Em resposta às questões colocadas pela comunicação social, o diretor do departamento de comunicação do FMI, Gerry Rice, emitiu um esclarecimento, afirmando que «está em curso uma revisão do programa grego» e que «a missão concluída ontem fez progressos importantes».

O responsável admite que fizeram «uma pausa nas negociações, que deverão ser retomadas no final deste mês». Mas o porta-vos do FMI reconhece que «a prioridade continua a ser que as autoridades gregas cumpram os termos do programa rapidamente. Se a revisão for concluída até ao final de julho, como se espera, não surgirão quaisquer problemas de financiamento porque o programa é financiado até ao fim de julho de 2014».

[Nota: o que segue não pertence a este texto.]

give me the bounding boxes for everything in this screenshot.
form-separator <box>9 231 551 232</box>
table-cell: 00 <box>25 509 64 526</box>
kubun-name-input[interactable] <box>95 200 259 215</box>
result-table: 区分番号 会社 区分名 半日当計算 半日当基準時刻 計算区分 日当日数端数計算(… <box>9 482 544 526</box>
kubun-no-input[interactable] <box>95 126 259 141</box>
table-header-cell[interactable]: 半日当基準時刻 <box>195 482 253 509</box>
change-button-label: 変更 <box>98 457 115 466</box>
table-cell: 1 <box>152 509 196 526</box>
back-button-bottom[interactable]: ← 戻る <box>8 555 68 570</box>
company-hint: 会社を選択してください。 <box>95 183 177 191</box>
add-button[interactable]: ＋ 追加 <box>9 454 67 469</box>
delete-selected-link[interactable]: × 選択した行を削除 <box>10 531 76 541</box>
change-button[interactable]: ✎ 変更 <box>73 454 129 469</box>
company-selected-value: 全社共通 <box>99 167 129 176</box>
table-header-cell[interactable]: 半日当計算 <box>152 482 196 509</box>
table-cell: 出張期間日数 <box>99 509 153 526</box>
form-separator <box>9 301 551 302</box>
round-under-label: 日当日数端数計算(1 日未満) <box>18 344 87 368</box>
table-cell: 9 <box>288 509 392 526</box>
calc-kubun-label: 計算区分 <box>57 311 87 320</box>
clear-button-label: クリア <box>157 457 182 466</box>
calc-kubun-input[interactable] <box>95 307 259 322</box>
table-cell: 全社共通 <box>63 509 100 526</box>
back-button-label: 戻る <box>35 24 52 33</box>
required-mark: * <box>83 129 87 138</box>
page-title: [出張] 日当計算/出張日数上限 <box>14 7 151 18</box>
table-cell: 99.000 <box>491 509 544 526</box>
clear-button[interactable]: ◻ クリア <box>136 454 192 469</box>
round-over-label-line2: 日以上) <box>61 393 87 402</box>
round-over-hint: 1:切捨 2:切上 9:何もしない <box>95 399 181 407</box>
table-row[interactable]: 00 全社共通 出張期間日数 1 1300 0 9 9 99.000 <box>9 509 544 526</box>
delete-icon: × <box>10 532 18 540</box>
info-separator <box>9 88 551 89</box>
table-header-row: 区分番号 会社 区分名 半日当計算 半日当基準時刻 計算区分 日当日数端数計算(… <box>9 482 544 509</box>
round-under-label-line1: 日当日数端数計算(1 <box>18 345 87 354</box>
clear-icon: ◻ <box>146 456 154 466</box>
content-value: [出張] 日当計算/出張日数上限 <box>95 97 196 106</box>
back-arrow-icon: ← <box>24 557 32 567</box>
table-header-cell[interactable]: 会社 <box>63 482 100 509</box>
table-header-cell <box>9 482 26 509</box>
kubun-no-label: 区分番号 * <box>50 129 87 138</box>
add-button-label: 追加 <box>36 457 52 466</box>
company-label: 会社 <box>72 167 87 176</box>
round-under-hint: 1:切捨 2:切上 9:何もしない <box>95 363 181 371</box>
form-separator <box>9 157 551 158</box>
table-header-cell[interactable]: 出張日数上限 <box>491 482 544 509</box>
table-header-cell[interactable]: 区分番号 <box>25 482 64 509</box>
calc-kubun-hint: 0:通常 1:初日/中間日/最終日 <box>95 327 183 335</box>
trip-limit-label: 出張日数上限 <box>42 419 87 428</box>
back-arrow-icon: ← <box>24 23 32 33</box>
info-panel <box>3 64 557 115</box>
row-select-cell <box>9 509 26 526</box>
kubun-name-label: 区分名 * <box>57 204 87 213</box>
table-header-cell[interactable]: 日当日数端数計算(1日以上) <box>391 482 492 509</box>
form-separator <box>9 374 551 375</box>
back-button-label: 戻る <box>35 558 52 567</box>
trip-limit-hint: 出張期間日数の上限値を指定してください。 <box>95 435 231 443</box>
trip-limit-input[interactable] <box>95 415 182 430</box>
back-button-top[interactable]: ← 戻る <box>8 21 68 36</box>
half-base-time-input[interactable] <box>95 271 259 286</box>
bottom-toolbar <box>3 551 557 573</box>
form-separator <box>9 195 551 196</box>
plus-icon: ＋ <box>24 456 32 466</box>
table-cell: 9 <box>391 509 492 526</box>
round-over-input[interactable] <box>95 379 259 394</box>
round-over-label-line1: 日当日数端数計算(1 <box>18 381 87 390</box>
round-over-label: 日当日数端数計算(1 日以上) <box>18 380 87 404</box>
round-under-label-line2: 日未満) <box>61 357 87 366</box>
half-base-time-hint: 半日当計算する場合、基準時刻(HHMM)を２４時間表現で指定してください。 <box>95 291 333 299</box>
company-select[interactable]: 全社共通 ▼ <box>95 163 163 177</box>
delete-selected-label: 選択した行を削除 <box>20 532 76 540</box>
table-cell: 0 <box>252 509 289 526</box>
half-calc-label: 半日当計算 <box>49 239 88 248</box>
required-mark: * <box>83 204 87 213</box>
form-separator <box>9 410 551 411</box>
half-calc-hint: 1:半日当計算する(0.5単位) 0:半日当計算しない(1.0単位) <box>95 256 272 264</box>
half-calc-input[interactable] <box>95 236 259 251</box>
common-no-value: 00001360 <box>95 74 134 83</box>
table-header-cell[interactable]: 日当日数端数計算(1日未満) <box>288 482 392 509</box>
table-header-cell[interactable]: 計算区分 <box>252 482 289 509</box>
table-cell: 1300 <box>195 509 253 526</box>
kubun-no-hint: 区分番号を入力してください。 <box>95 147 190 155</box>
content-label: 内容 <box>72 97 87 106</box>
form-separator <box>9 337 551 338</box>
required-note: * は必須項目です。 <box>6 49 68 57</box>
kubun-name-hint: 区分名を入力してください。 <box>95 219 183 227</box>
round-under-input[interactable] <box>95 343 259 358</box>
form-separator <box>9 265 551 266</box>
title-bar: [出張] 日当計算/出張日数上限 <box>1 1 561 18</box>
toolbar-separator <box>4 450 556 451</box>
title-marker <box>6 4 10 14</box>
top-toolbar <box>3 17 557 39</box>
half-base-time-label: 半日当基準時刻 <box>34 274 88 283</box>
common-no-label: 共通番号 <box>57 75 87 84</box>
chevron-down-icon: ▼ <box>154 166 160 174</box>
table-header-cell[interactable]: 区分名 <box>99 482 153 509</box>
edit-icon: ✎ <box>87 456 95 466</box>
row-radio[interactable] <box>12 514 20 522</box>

O «Financial Times» noticiou ontem que o Fundo não continuaria a apoiar a Grécia caso os parceiros europeus da troika não cubram um desvio de até 4 mil milhões de euros no programa de resgate, que foi detetado depois de os bancos centrais da Zona Euro terem rejeitado desfazer-se de títulos de dívida soberana grega.

Os gregos não estão a cumprir o processo de privatizações, uma condição imposta pelos credores internacionais no ano passado para que a Grécia recebesse um segundo resgate.

A Grécia tem estado sob pressão dos seus credores para cumprir as condições de um resgate no valor de 240 mil milhões de euros. Uma das exigências é o corte de 4.000 funcionários públicos até ao fim do ano.

O presidente do Eurogrupo reagiu à noticiada advertência do FMI, ainda durante a noite de ontem, após a reunião dos ministros das Finanças do euro no Luxemburgo. Jeroen Dijsselbloem instou o FMI a esperar as conclusões da terceira revisão do programa grego.

O presidente do Eurogrupo indicou que esta análise «está já em marcha» e que a troika prevê ainda voltar a Atenas a 03 de julho para terminá-la.

«Espero que possamos completar a revisão a tempo da decisão da Comissão Europeia, em julho» sobre o pagamento da próxima tranche da ajuda financeira, acrescentou.